Complaints of Forged Signatures on Wet-Dry Referendum Petition
BOAZ, Ala. (WHNT) — More than a dozen Boaz residents are upset their names are on the petition in support of a referendum for a vote that could legalize liquor sales in the city.
Without their signatures, there wouldn’t be enough support to call for the vote.
Leaders of a group which encourages people to cast votes against alcohol obtained a copy of the signatures Tuesday, and said it is a vote that may take place because of fraud.
“We feel like this vote is coming forth under false pretenses,” Shannon Pullen said.
Pullen, a pastor, opposes Boaz becoming the fourth wet city in Marshall County, and recently wrote his reasons for staying dry in a letter to the editor at the local newspaper.

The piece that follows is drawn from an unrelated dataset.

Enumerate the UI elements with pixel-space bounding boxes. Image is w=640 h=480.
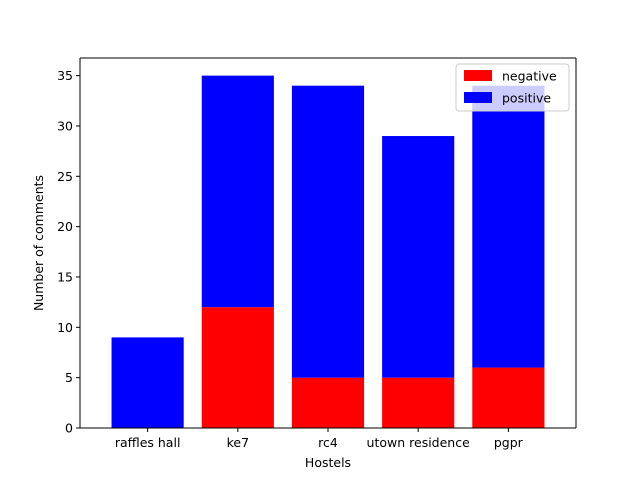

He said he was curious about the petition calling for a wet-dry vote which was submitted to the city clerk in September, and got a copy of the petition seven days before the vote.
“We began to notice some names that began to cause us to have suspicions,” he said.
“Some of them were even my own family members.”
Pullen said he called friends and family to confirm at least 15 people did not put their names and signatures on the petition or authorize anyone else to do so.
Petition coordinators left pages at several Boaz residents for people to sign in favor of holding a wet-dry vote, and later picked them up and submitted them to city hall.
City Clerk Jill Bright received the petition September 12, and said it had to have names and signatures of 30 percent of the voters from the previous general municipal election, 665 out of 2,214.
The 77 pages contained more than 1,600 names, and Bright verified 669 were valid.
The city is not required to verify that the signature is actually that of the voter, nor do the petitioners, and a petition cannot be posted at City Hall as that would constitute the endorsement of city officials.
“I just make sure that that name is actually on our voter’s list,” Bright said.
Bright showed WHNT News 19 some of the signatures with questioned authenticity, and right above two of them was the name Billy Wayne Glassco.
His name did not count toward the petition as he was never a registered voter in Boaz.
Glassco was murdered August 1 in the Asbury community in northern Marshall County.
“I wish now, seeing what we’d seen, that we’d had the notion to do this much earlier because it could have made a significant difference in what’s going to transpire here,” Pullen said.
The city clerk said several people who claim they did not sign the petition called City Hall Wednesday to complain, and Pullen called the Alabama Attorney General’s office.
Bright said the vote will still take place.
“Our city attorney [Danny Smith] has advised that we still have to have the election because we have passed a resolution to have an election,” she said.
“I guess as far as anybody wanting something done about it, they’ll have to do it on the back end because it has passed.”
Pullen said he and others plan to challenge if the majority vote yes, but hope that voters will do what they did in 2010 and choose to remain dry.
He said the number of signatures on the petition could be a good sign.
“We’re finding out a lot of those names were forged, so we’re hoping that is an indicator that the people of Boaz will do the right thing and Boaz will stay dry,” Pullen said.
One of the petition coordinators, John Thompson, told WHNT News 19 he was unaware if people signed names of others, but is disappointed in anyone who did so.
He said he thinks this is a last-ditch effort by those who want the city to stay dry, and is confident that Boaz will eventually go wet.
The ballot, only available at the Boaz Recreation Center, asks “Do you favor the legal sale and distribution of alcoholic beverages within this municipality?” Yes or No
A 2010 motion to legalize liquor lost by 209 votes, as 55 percent of voters said no.